Jewish Media Summit’ (JMS), İsrail Demokrasi Enstitüsü, Basın Kurumu, Dışişleri Bakanlığı’nın desteği ile düzenlenen kongrede bazı veriler açıklandı. Bunlardan bana en çarpıcı gelen ikisini paylaşmak istiyorum.

 İsrailli Yahudilerin yüzde 60’ı İsrail’de yaşayan Yahudilerin Diaspora Yahudi’sinden farklı bir toplum olduğunu düşünmekte, yüzde 36’sı bu görüşü paylaşmamaktadır.

 İsrailli Yahudilerin yüzde 62’si İsrail’de yaşayan Yahudiler ile Diaspora’da yaşayanların ortak bir kaderi paylaştıklarına inanırken, yüzde 35’i bu görüşe katılmamakta.

İsrail dünyanın pek çok ülkesinden gelmiş Yahudilerin oluşturdukları ve derin tarihi bağlarla bağlı oldukları bir ülke.

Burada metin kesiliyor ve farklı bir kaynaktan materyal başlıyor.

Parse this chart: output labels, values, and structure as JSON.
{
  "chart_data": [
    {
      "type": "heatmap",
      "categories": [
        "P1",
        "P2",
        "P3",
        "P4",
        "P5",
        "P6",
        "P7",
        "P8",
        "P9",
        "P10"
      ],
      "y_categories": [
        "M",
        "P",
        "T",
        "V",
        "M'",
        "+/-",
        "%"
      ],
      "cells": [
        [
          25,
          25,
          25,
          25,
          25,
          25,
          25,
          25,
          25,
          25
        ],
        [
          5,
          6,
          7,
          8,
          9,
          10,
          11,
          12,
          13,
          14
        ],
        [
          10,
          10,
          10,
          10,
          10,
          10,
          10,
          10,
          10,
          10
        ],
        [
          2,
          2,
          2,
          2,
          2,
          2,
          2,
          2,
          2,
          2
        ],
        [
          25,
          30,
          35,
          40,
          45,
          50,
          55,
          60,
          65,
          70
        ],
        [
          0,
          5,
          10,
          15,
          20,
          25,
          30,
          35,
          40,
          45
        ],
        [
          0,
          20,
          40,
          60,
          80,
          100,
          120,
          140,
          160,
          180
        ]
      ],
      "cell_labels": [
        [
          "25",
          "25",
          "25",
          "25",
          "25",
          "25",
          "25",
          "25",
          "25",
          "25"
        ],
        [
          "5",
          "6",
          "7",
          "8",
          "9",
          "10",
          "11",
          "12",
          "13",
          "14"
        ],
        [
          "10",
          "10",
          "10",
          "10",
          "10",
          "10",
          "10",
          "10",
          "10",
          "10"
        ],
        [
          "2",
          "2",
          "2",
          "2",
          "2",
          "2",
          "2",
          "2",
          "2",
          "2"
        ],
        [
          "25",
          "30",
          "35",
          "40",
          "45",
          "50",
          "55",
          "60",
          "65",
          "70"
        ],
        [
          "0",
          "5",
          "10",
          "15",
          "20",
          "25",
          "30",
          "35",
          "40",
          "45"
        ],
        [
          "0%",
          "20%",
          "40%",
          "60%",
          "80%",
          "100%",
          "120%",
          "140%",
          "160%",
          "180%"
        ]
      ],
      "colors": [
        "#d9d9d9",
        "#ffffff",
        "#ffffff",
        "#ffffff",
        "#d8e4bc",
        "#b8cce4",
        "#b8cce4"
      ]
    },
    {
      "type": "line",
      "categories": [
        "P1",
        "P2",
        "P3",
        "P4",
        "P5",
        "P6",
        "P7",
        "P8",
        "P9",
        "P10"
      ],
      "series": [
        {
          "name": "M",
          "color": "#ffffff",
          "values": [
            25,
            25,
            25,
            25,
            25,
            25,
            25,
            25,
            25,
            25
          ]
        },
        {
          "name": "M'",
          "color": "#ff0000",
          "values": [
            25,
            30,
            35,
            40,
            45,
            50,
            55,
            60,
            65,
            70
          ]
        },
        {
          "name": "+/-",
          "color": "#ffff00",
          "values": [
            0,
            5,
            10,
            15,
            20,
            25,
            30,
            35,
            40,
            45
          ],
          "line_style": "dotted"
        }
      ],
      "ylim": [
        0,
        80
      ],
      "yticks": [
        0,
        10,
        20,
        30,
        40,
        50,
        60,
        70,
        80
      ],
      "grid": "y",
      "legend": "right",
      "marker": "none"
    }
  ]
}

Bu topraklara göç eden her ülke Yahudi’si başlangıçta kendine özgü karakterini korumuşsa da 65 yıl içinde kaynaşmış, ortaya yeni bir İsrailli kimliği ve imajı çıkmıştır. Bu imajın da Diaspora Yahudi’sinin özellikleri ile tam örtüşmediği açıktır.

Oldukça derin ve sosyolojik bir araştırmanın konusu olan bu saptamanın ayrıntılarına girmeyeceğim. Ancak İsrail Yahudilerinin önemli bir çoğunluğunun kendilerini diğer ülke Yahudilerinden farklı bir toplum saymalarının nedeni bu olsa gerek. Ne var ki bu farklılık, karşılıklı gönül bağını ve kader birliğini ortadan kaldırmamaktadır.

Söz konusu istatistikler salt dini inançları nedeniyle Türk vatandaşı olan Yahudileri İsrail’de gerçekleşen her olaydan sorumlu tutan, Türk vatandaşı Yahudilere karşı nefret söylemini körükleyen anlayışa karşı bir yanıt niteliği de taşıyor. Ne yazık ki kalıplaşmış bazı dogmaları değiştirmek pek olanaklı değil.